Projects totaling 15,000 MW had already secured this final permit, but the remaining 43,000 MW faced declines in the coming weeks as deadline pressures, project changes, and new requests created obstacles. In addition to these 43,000 MW, another 10,000 MW that have additional time will also benefit from the six‑month extension, according to sources from the Ministry of Ecological Transition.
“The government has solved a short‑term problem, yet it has forgotten the medium and long term,” noted a sector executive. “Giving a six‑month window to obtain permits helps, but not all permitted facilities can become operational within those timeframes.”
Total, about 1,000 projects totaling 68,000 MW must complete civil works in just over two years. Sixty percent of the capacity is tied to rules that must be met by June 25, 2025, with an additional 10,000 MW granted a somewhat longer timetable.
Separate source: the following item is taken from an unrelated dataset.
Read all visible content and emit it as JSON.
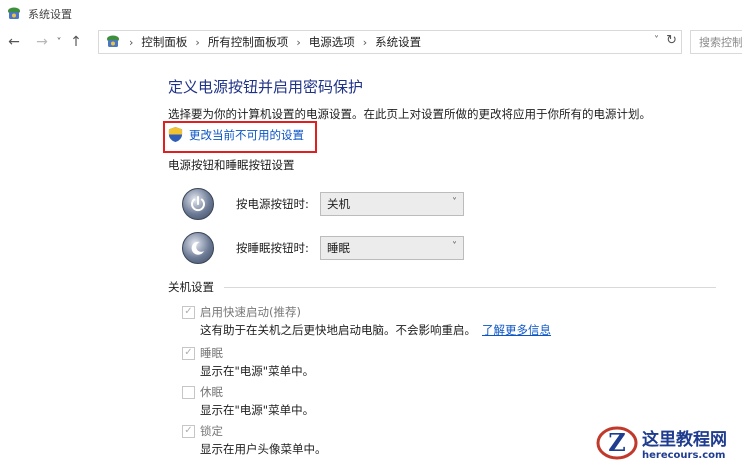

Industry insiders anticipate another extension will be necessary and expect the next government to grant more time to avoid a widespread collapse of factories.
Urgent or not
In this cycle, the Ministry of Ecological Transition, led by Vice President Teresa Ribera, is unlikely to have the extension of administrative deadlines extended beyond mid‑2025 as an emergency measure. The renewables sector rejects this stance, arguing that securing financing and establishing supplier agreements makes a timely extension essential to obtain the final permits and bring plants online.
The government recently started updating the National Integrated Energy and Climate Plan (PNIEC), the green roadmap for 2030 aimed at expanding clean energy deployment and cutting emissions. The draft envisions more renewables, including wind, solar, green hydrogen, and storage, and proposes a target increase from the previous plan of 59,000 MW to a total of 105,000 MW over the decade 2021–2030. In practical terms, this means boosting existing green capacity by about 85,000 MW.
From the renewables sector, governments across political lines have been urged to meet the PNIEC target and prevent the collapse of the 68,000 MW currently in the pipeline. The push is for stable timelines, financing, and a predictable regulatory environment to sustain the transition to cleaner energy.